$F$ is the group of all functions fron $\Bbb N$ to $\Bbb N$, $S$ is a relation on $F$: for $f,g\in F: (f,g)∈K \iff$ for all $n\in\Bbb N, f(n)≤g(n)$.
So what is $g$ or $f$ ? Are they the outputs of $n$ ? Give me an example of element of $S$
I wrote that $S$ is
partially order
not a total order (because that $f(n)$ and $f(n+1)$ are not comparable)
And that order don't have maximal element or greatest element
And has infinite minimal elements and one least Element
Thanks. edit F,g can Be n,n+1
I'm assuming these functions from $\Bbb N \to \Bbb N$ are just functions, and not bijections. It's not very clear what this question wants, but looking at what you have:
I agree.
I disagree that this is sufficient. If $f(n) = n$, then the functions $f(n)$ and $g(n) \overset{\text{def}}{=} f(n + 1)$ are comparable.

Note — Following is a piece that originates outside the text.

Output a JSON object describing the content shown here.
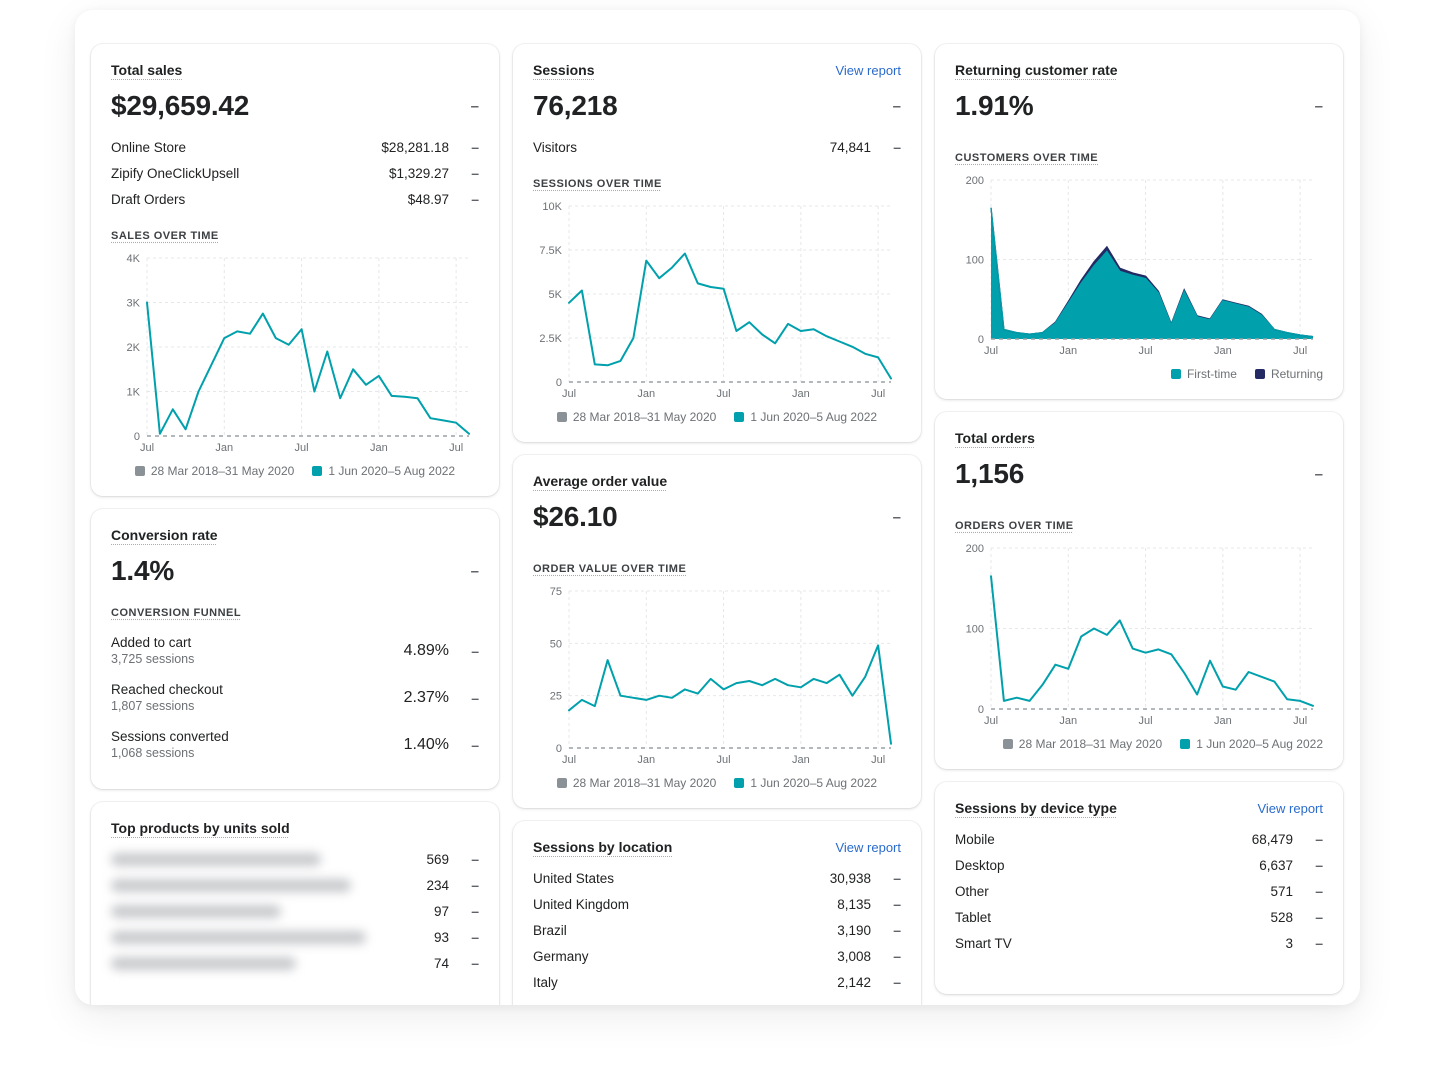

I agree, there are no maximal or greatest elements in $S$. Should you maybe justify this; stating why, given any function $f: \Bbb N \to \Bbb N$, you can always find some $g: \Bbb N \to \Bbb N$ with $(f, g) \in S$?
I agree there's a least element in $S$, you should probably say what it is. I'm not convinced there are infinitely many minimal elements. Can you justify that, using the definition of minimal elements, and demonstrating what minimal elements of $S$ must look like?